Дитте спустилась с чердачка; она так и не входила в комнату, пока трактирщик был тут.

– Какого черта ты бегаешь и прячешься от этого пугала? – накинулся на нее Ларc Петер, ища выхода своему собственному волнению.

Дитте покраснела и отвернулась.

Вскоре в стенку постучали. Это параличная старуха звала к себе Дитте. Девочка пошла к ней. Невестки, крупная и толстая женщина, оказалась на этот раз дома и кормила близнецов грудью.

– Мне слышно было сквозь стенку, кто у вас был, – сказала старуха, – и вел свои лукавые речи. Берегитесь его!

– Он пришел к нам не со злом, – уклончиво ответила Дитте. – Утешал отца и принес что-то Поулю.

– Что-то? Не лекарство ли? Вылейте в канаву поскорее! Там оно никому не повредит.

– Поулю уже дали глоток.

Старуха всплеснула руками и простонала:

– Господи Иисусе! Бедный ребенок! Трактирщик упоминал о смерти? Недаром у нас в поселке так и говорят: «Все мы под трактирщиком ходим!» Так не упоминал? И не предлагал доставить вам гробик? А то ведь он всегда готов услужить чем угодно, такой добрый, заботливый ко всем, с кем беда стрясется. Ну, значит, сегодня он был в хорошем настроении, пожалуй, мальчуган и выживет.

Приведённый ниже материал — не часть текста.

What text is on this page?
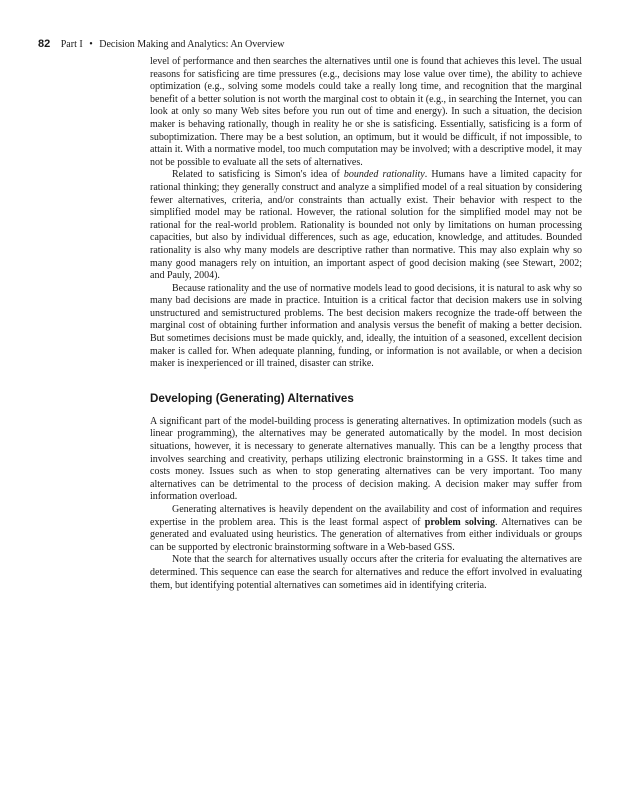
82 Part I • Decision Making and Analytics: An Overview

level of performance and then searches the alternatives until one is found that achieves this level. The usual reasons for satisficing are time pressures (e.g., decisions may lose value over time), the ability to achieve optimization (e.g., solving some models could take a really long time, and recognition that the marginal benefit of a better solution is not worth the marginal cost to obtain it (e.g., in searching the Internet, you can look at only so many Web sites before you run out of time and energy). In such a situation, the decision maker is behaving rationally, though in reality he or she is satisficing. Essentially, satisficing is a form of suboptimization. There may be a best solution, an optimum, but it would be difficult, if not impossible, to attain it. With a normative model, too much computation may be involved; with a descriptive model, it may not be possible to evaluate all the sets of alternatives.

Related to satisficing is Simon's idea of bounded rationality. Humans have a limited capacity for rational thinking; they generally construct and analyze a simplified model of a real situation by considering fewer alternatives, criteria, and/or constraints than actually exist. Their behavior with respect to the simplified model may be rational. However, the rational solution for the simplified model may not be rational for the real-world problem. Rationality is bounded not only by limitations on human processing capacities, but also by individual differences, such as age, education, knowledge, and attitudes. Bounded rationality is also why many models are descriptive rather than normative. This may also explain why so many good managers rely on intuition, an important aspect of good decision making (see Stewart, 2002; and Pauly, 2004).

Because rationality and the use of normative models lead to good decisions, it is natural to ask why so many bad decisions are made in practice. Intuition is a critical factor that decision makers use in solving unstructured and semistructured problems. The best decision makers recognize the trade-off between the marginal cost of obtaining further information and analysis versus the benefit of making a better decision. But sometimes decisions must be made quickly, and, ideally, the intuition of a seasoned, excellent decision maker is called for. When adequate planning, funding, or information is not available, or when a decision maker is inexperienced or ill trained, disaster can strike.

Developing (Generating) Alternatives

A significant part of the model-building process is generating alternatives. In optimization models (such as linear programming), the alternatives may be generated automatically by the model. In most decision situations, however, it is necessary to generate alternatives manually. This can be a lengthy process that involves searching and creativity, perhaps utilizing electronic brainstorming in a GSS. It takes time and costs money. Issues such as when to stop generating alternatives can be very important. Too many alternatives can be detrimental to the process of decision making. A decision maker may suffer from information overload.

Generating alternatives is heavily dependent on the availability and cost of information and requires expertise in the problem area. This is the least formal aspect of problem solving. Alternatives can be generated and evaluated using heuristics. The generation of alternatives from either individuals or groups can be supported by electronic brainstorming software in a Web-based GSS.

Note that the search for alternatives usually occurs after the criteria for evaluating the alternatives are determined. This sequence can ease the search for alternatives and reduce the effort involved in evaluating them, but identifying potential alternatives can sometimes aid in identifying criteria.
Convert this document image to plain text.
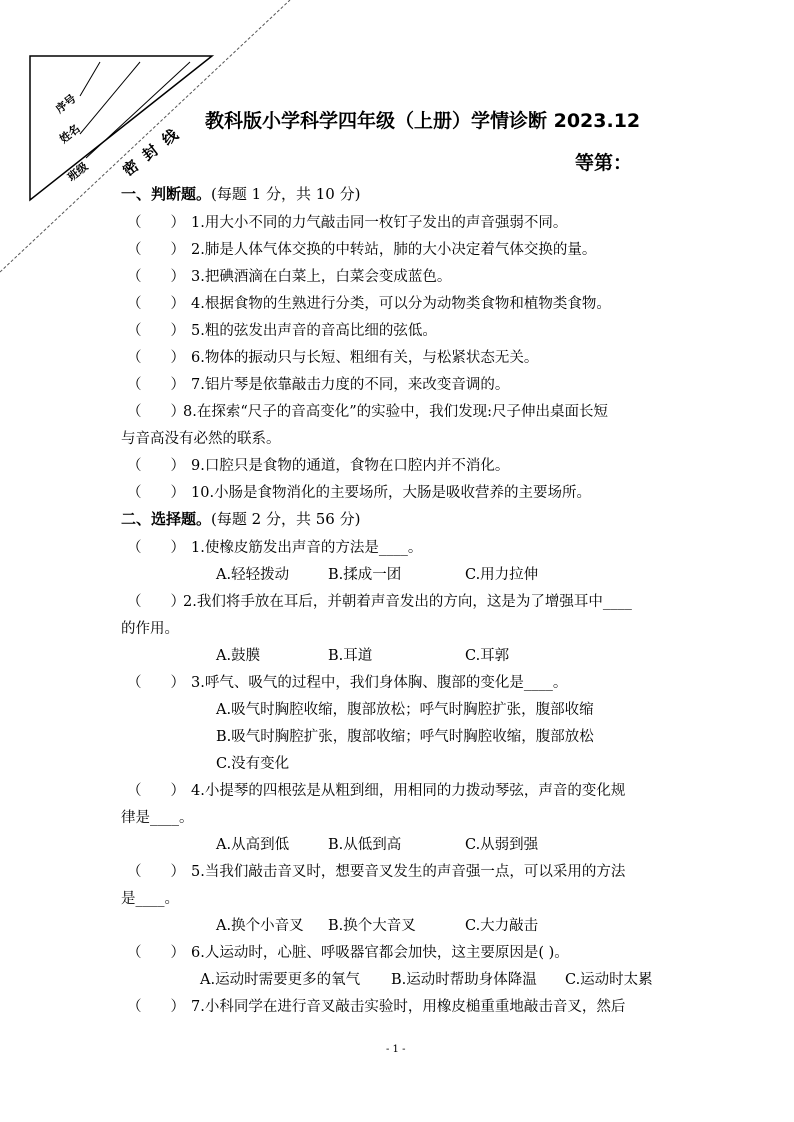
序号
姓名
班级 密封线 教科版小学科学四年级（上册）学情诊断 2023.12
等第：
一、判断题。(每题 1 分，共 10 分)
（　　） 1.用大小不同的力气敲击同一枚钉子发出的声音强弱不同。
（　　） 2.肺是人体气体交换的中转站，肺的大小决定着气体交换的量。
（　　） 3.把碘酒滴在白菜上，白菜会变成蓝色。
（　　） 4.根据食物的生熟进行分类，可以分为动物类食物和植物类食物。
（　　） 5.粗的弦发出声音的音高比细的弦低。
（　　） 6.物体的振动只与长短、粗细有关，与松紧状态无关。
（　　） 7.铝片琴是依靠敲击力度的不同，来改变音调的。
（　　）8.在探索“尺子的音高变化”的实验中，我们发现:尺子伸出桌面长短
与音高没有必然的联系。
（　　） 9.口腔只是食物的通道，食物在口腔内并不消化。
（　　） 10.小肠是食物消化的主要场所，大肠是吸收营养的主要场所。
二、选择题。(每题 2 分，共 56 分)
（　　） 1.使橡皮筋发出声音的方法是____。
A.轻轻拨动	B.揉成一团	C.用力拉伸
（　　）2.我们将手放在耳后，并朝着声音发出的方向，这是为了增强耳中____
的作用。
A.鼓膜	B.耳道	C.耳郭
（　　） 3.呼气、吸气的过程中，我们身体胸、腹部的变化是____。
A.吸气时胸腔收缩，腹部放松；呼气时胸腔扩张，腹部收缩
B.吸气时胸腔扩张，腹部收缩；呼气时胸腔收缩，腹部放松
C.没有变化
（　　） 4.小提琴的四根弦是从粗到细，用相同的力拨动琴弦，声音的变化规
律是____。
A.从高到低	B.从低到高	C.从弱到强
（　　） 5.当我们敲击音叉时，想要音叉发生的声音强一点，可以采用的方法
是____。
A.换个小音叉 B.换个大音叉	C.大力敲击
（　　） 6.人运动时，心脏、呼吸器官都会加快，这主要原因是( )。
A.运动时需要更多的氧气 B.运动时帮助身体降温 C.运动时太累
（　　） 7.小科同学在进行音叉敲击实验时，用橡皮槌重重地敲击音叉，然后
- 1 -
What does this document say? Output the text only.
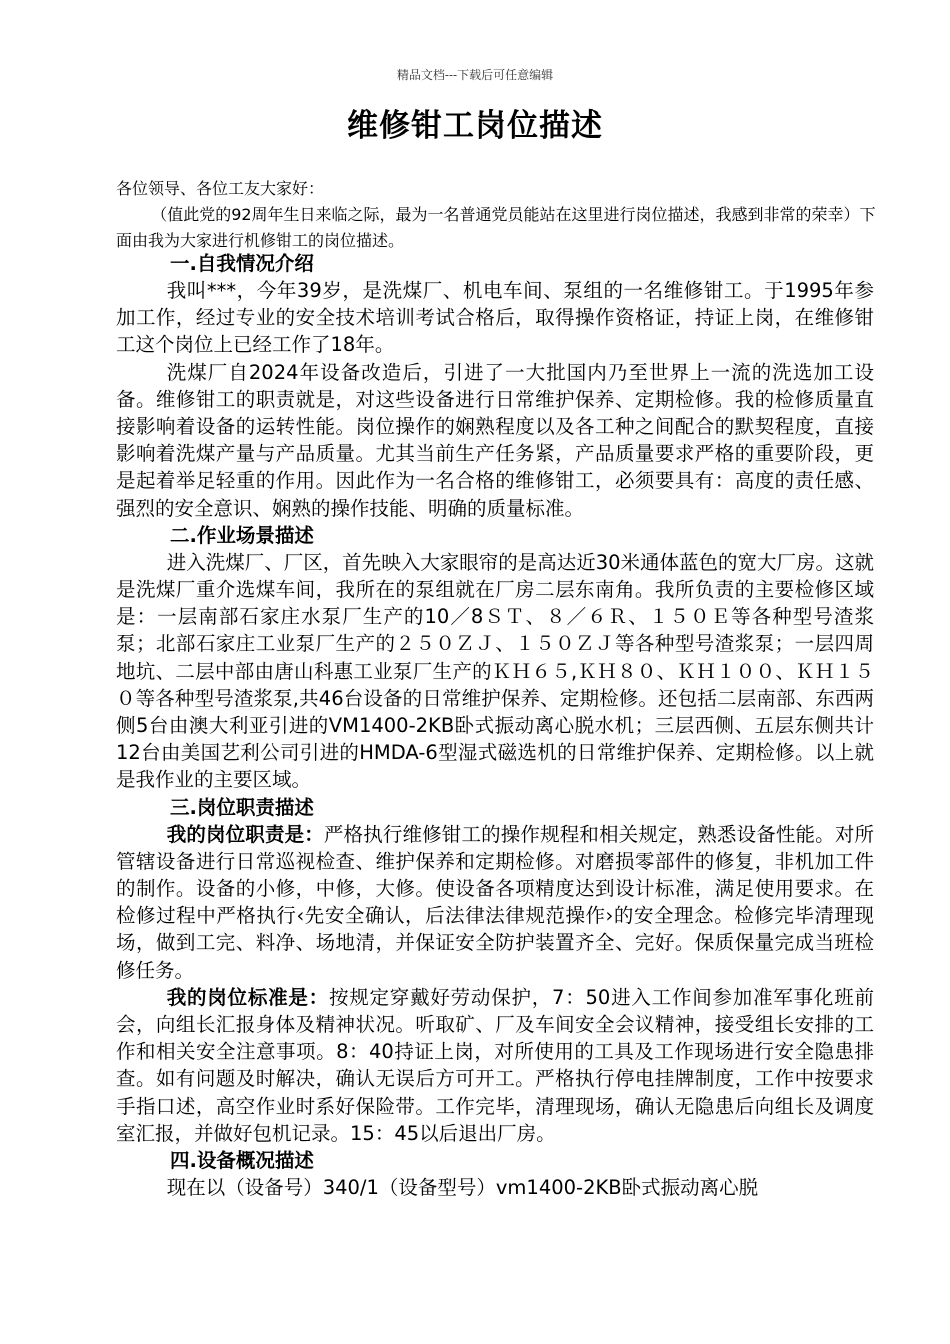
精品文档---下载后可任意编辑
维修钳工岗位描述
各位领导、各位工友大家好：

（值此党的92周年生日来临之际，最为一名普通党员能站在这里进行岗位描述，我感到非常的荣幸）下面由我为大家进行机修钳工的岗位描述。

一.自我情况介绍

我叫***，今年39岁，是洗煤厂、机电车间、泵组的一名维修钳工。于1995年参加工作，经过专业的安全技术培训考试合格后，取得操作资格证，持证上岗，在维修钳工这个岗位上已经工作了18年。

洗煤厂自2024年设备改造后，引进了一大批国内乃至世界上一流的洗选加工设备。维修钳工的职责就是，对这些设备进行日常维护保养、定期检修。我的检修质量直接影响着设备的运转性能。岗位操作的娴熟程度以及各工种之间配合的默契程度，直接影响着洗煤产量与产品质量。尤其当前生产任务紧，产品质量要求严格的重要阶段，更是起着举足轻重的作用。因此作为一名合格的维修钳工，必须要具有：高度的责任感、强烈的安全意识、娴熟的操作技能、明确的质量标准。

二.作业场景描述

进入洗煤厂、厂区，首先映入大家眼帘的是高达近30米通体蓝色的宽大厂房。这就是洗煤厂重介选煤车间，我所在的泵组就在厂房二层东南角。我所负责的主要检修区域是：一层南部石家庄水泵厂生产的10／8ＳＴ、８／６Ｒ、１５０Ｅ等各种型号渣浆泵；北部石家庄工业泵厂生产的２５０ＺＪ、１５０ＺＪ等各种型号渣浆泵；一层四周地坑、二层中部由唐山科惠工业泵厂生产的ＫＨ６５,ＫＨ８０、ＫＨ１００、ＫＨ１５０等各种型号渣浆泵,共46台设备的日常维护保养、定期检修。还包括二层南部、东西两侧5台由澳大利亚引进的VM1400-2KB卧式振动离心脱水机；三层西侧、五层东侧共计12台由美国艺利公司引进的HMDA-6型湿式磁选机的日常维护保养、定期检修。以上就是我作业的主要区域。

三.岗位职责描述

我的岗位职责是：严格执行维修钳工的操作规程和相关规定，熟悉设备性能。对所管辖设备进行日常巡视检查、维护保养和定期检修。对磨损零部件的修复，非机加工件的制作。设备的小修，中修，大修。使设备各项精度达到设计标准，满足使用要求。在检修过程中严格执行‹先安全确认，后法律法律规范操作›的安全理念。检修完毕清理现场，做到工完、料净、场地清，并保证安全防护装置齐全、完好。保质保量完成当班检修任务。

我的岗位标准是：按规定穿戴好劳动保护，7：50进入工作间参加准军事化班前会，向组长汇报身体及精神状况。听取矿、厂及车间安全会议精神，接受组长安排的工作和相关安全注意事项。8：40持证上岗，对所使用的工具及工作现场进行安全隐患排查。如有问题及时解决，确认无误后方可开工。严格执行停电挂牌制度，工作中按要求手指口述，高空作业时系好保险带。工作完毕，清理现场，确认无隐患后向组长及调度室汇报，并做好包机记录。15：45以后退出厂房。

四.设备概况描述

现在以（设备号）340/1（设备型号）vm1400-2KB卧式振动离心脱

Дитте расплакалась, ей показалось, что никакой надежды нет, если все зависит от трактирщика. Он ведь сердит на них за то, что они не посылают детей в воскресную школу. Вот возьмет теперь и отомстит им!

Но два дня спустя мальчуган уже снова был на ногах, резвился, как всегда, готовый бегать и прыгать до упаду, – пока не свалится от усталости и не уснет. Ларc Петер позабыл все свои тревоги и по-прежнему добродушно мурлыкал. А Дитте, моя посуду, распевала и следила за резвым мальчуганом с материнской нежностью. Но во избежание неприятностей стала посылать детей в воскресную школу.